ゲームは、各種スティック操作、キー操作、タッチ操作等によって、リアルタイムで画面に表示されている内容が変化します。例えば、キー操作によりキャラクターが自由に移動します。ジャンプをするとジャンプする音がするかもしれません。また敵を倒すと、敵が派手なエフェクトで爆発するかもしれません。また、スコアが加算(カウントアップ)されたりするでしょう。これが、常にプレイヤーを褒めている状態なのです。

 

ジャンプボタンを押した 音が出てジャンプした = すごいね!ジャンプできたね!

敵を倒した 派手に敵が爆発した スコアが上がった = すごいね!敵倒せたね!

 

といった感じです。現実世界ではこのような頻度で誰かに褒められることはないでしょう。こんなに数秒おきに褒められたら、人はその状態にずっといたいと思ってしまうのではないでしょうか。これが「ゲーミフィケーション」の根底の考え方のひとつです。

 

それともうひとつ、ゲームはジャンケンに例えることができます。ジャンケンは乱数を用いたゲームです。自分が「グー」「チョキ」「パー」3つの手、相手が同じく3つの手を出すことで、9種類の組み合わせがあり、そのうち3種類の場合に、自分が勝利することが可能です。ジャンケンを続けてゆくと、最終的には勝率は50%に収束(限りなく近づいてゆく)してゆきます。このプレイヤーの「グー」「チョキ」「パー」といった選択肢の数、勝ち負けの確率のバランスがゲームとして非常にすぐれている点ではないかと思います。

 

また、ジャンケンは相手の表情を見る、性格を考慮することで、より戦略的になります。

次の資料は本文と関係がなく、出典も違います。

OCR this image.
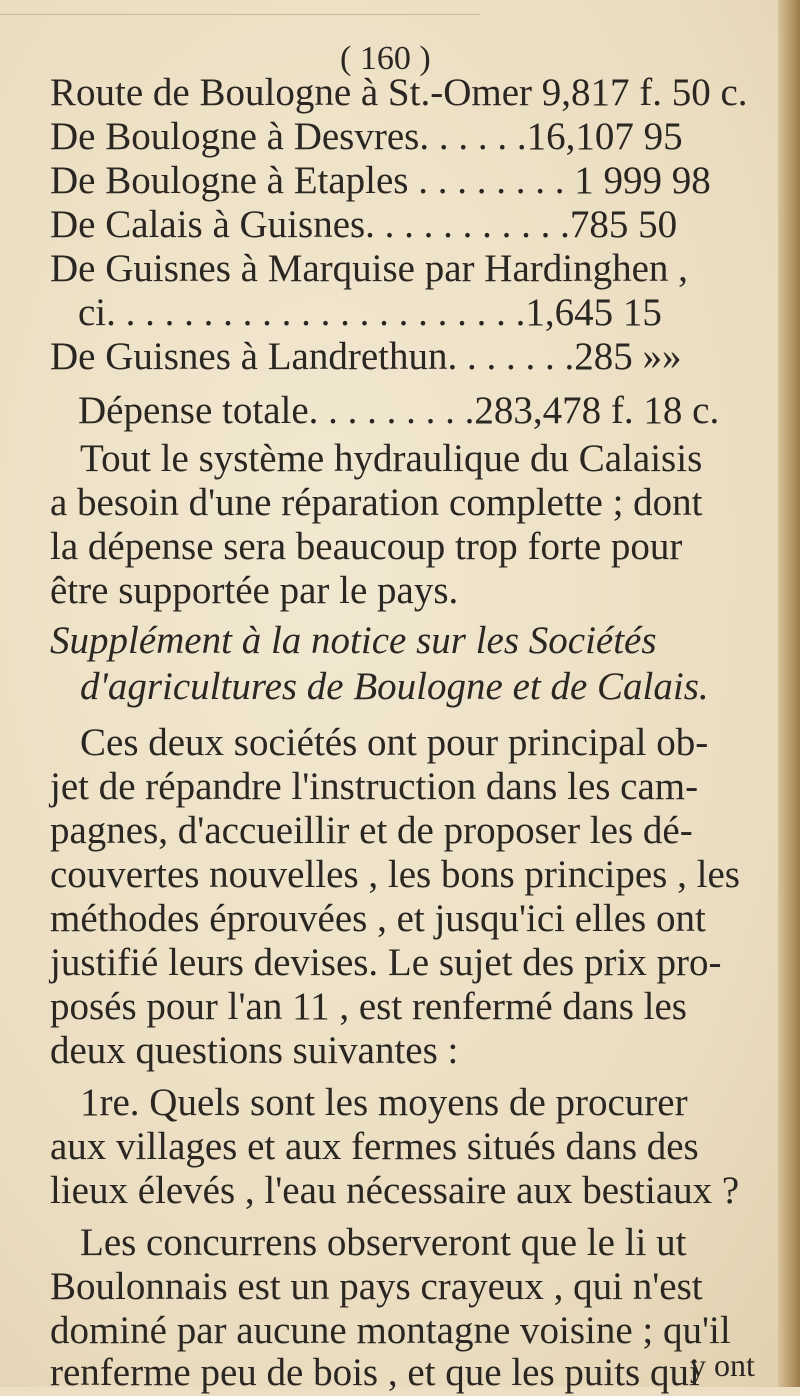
( 160 )
Route de Boulogne à St.-Omer 9,817 f. 50 c.
De Boulogne à Desvres. . . . . .16,107 95
De Boulogne à Etaples . . . . . . . . 1 999 98
De Calais à Guisnes. . . . . . . . . . .785 50
De Guisnes à Marquise par Hardinghen ,
ci. . . . . . . . . . . . . . . . . . . . . .1,645 15
De Guisnes à Landrethun. . . . . . .285 »»
Dépense totale. . . . . . . . .283,478 f. 18 c.
Tout le système hydraulique du Calaisis
a besoin d'une réparation complette ; dont
la dépense sera beaucoup trop forte pour
être supportée par le pays.
Supplément à la notice sur les Sociétés
d'agricultures de Boulogne et de Calais.
Ces deux sociétés ont pour principal ob-
jet de répandre l'instruction dans les cam-
pagnes, d'accueillir et de proposer les dé-
couvertes nouvelles , les bons principes , les
méthodes éprouvées , et jusqu'ici elles ont
justifié leurs devises. Le sujet des prix pro-
posés pour l'an 11 , est renfermé dans les
deux questions suivantes :
1re. Quels sont les moyens de procurer
aux villages et aux fermes situés dans des
lieux élevés , l'eau nécessaire aux bestiaux ?
Les concurrens observeront que le li ut
Boulonnais est un pays crayeux , qui n'est
dominé par aucune montagne voisine ; qu'il
renferme peu de bois , et que les puits qui
y ont
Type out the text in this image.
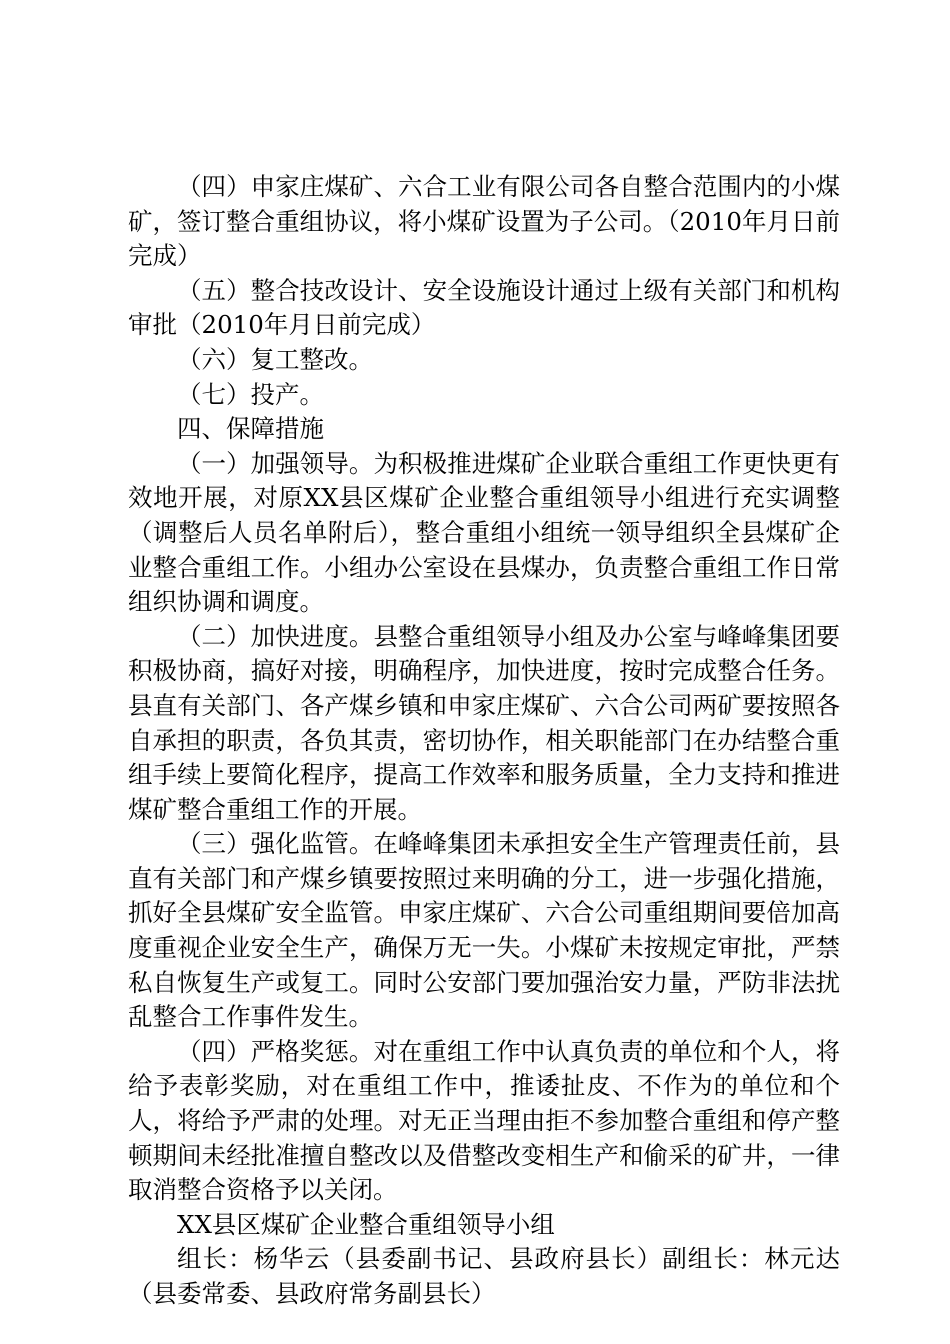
（四）申家庄煤矿、六合工业有限公司各自整合范围内的小煤矿，签订整合重组协议，将小煤矿设置为子公司。（2010年月日前完成）

（五）整合技改设计、安全设施设计通过上级有关部门和机构审批（2010年月日前完成）

（六）复工整改。

（七）投产。

四、保障措施

（一）加强领导。为积极推进煤矿企业联合重组工作更快更有效地开展，对原XX县区煤矿企业整合重组领导小组进行充实调整（调整后人员名单附后），整合重组小组统一领导组织全县煤矿企业整合重组工作。小组办公室设在县煤办，负责整合重组工作日常组织协调和调度。

（二）加快进度。县整合重组领导小组及办公室与峰峰集团要积极协商，搞好对接，明确程序，加快进度，按时完成整合任务。县直有关部门、各产煤乡镇和申家庄煤矿、六合公司两矿要按照各自承担的职责，各负其责，密切协作，相关职能部门在办结整合重组手续上要简化程序，提高工作效率和服务质量，全力支持和推进煤矿整合重组工作的开展。

（三）强化监管。在峰峰集团未承担安全生产管理责任前，县直有关部门和产煤乡镇要按照过来明确的分工，进一步强化措施，抓好全县煤矿安全监管。申家庄煤矿、六合公司重组期间要倍加高度重视企业安全生产，确保万无一失。小煤矿未按规定审批，严禁私自恢复生产或复工。同时公安部门要加强治安力量，严防非法扰乱整合工作事件发生。

（四）严格奖惩。对在重组工作中认真负责的单位和个人，将给予表彰奖励，对在重组工作中，推诿扯皮、不作为的单位和个人，将给予严肃的处理。对无正当理由拒不参加整合重组和停产整顿期间未经批准擅自整改以及借整改变相生产和偷采的矿井，一律取消整合资格予以关闭。

XX县区煤矿企业整合重组领导小组

组长：杨华云（县委副书记、县政府县长）副组长：林元达（县委常委、县政府常务副县长）
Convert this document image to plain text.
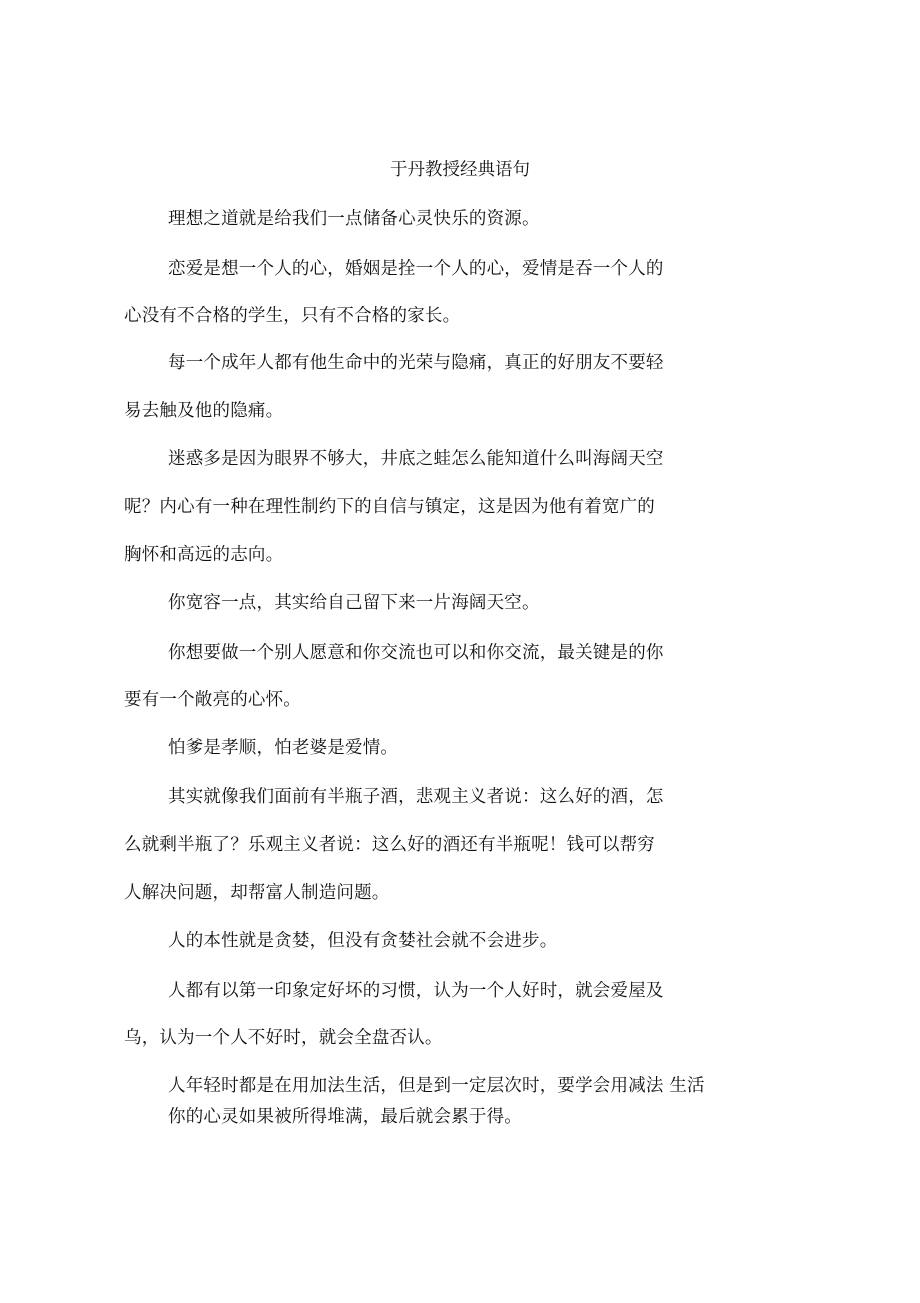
于丹教授经典语句
理想之道就是给我们一点储备心灵快乐的资源。
恋爱是想一个人的心，婚姻是拴一个人的心，爱情是吞一个人的
心没有不合格的学生，只有不合格的家长。
每一个成年人都有他生命中的光荣与隐痛，真正的好朋友不要轻
易去触及他的隐痛。
迷惑多是因为眼界不够大，井底之蛙怎么能知道什么叫海阔天空
呢？内心有一种在理性制约下的自信与镇定，这是因为他有着宽广的
胸怀和高远的志向。
你宽容一点，其实给自己留下来一片海阔天空。
你想要做一个别人愿意和你交流也可以和你交流，最关键是的你
要有一个敞亮的心怀。
怕爹是孝顺，怕老婆是爱情。
其实就像我们面前有半瓶子酒，悲观主义者说：这么好的酒，怎
么就剩半瓶了？乐观主义者说：这么好的酒还有半瓶呢！钱可以帮穷
人解决问题，却帮富人制造问题。
人的本性就是贪婪，但没有贪婪社会就不会进步。
人都有以第一印象定好坏的习惯，认为一个人好时，就会爱屋及
乌，认为一个人不好时，就会全盘否认。
人年轻时都是在用加法生活，但是到一定层次时，要学会用减法 生活
你的心灵如果被所得堆满，最后就会累于得。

あいつは最初に必ずチョキを出すとか、焦るとグーを出すみたいな、皆さんさまざまな攻略法を持っているのではないでしょうか。

 

言い換えると運だけでなくプレイヤーのスキルや経験によって勝率が変動するのです。プレイヤー同士が対戦するゲームが面白いのは、ゲームのルール上で、人が様々な戦略を実行するからです。

 

ジャンケンの原理は、現在多くのゲームで表現を変えて実装されています。例えば、火、水、土のような3すくみと呼ばれる仕組みです。火は水に弱く、水は木に弱く、木は火に弱くといった感じです。昨今のソーシャルゲームでも、例えば「パズドラ」でこの3すくみの原理が実装されています。ジャンケンの原理が表現を変えて実装されているのです。

 

「モンスト」のようにマルチプレイ(対戦、協力プレイ)が可能なゲームも多数ヒットしています。「コミュニケーションとコラボレーション」という要素は、ゲーミフィケーションでは、重要な要素です。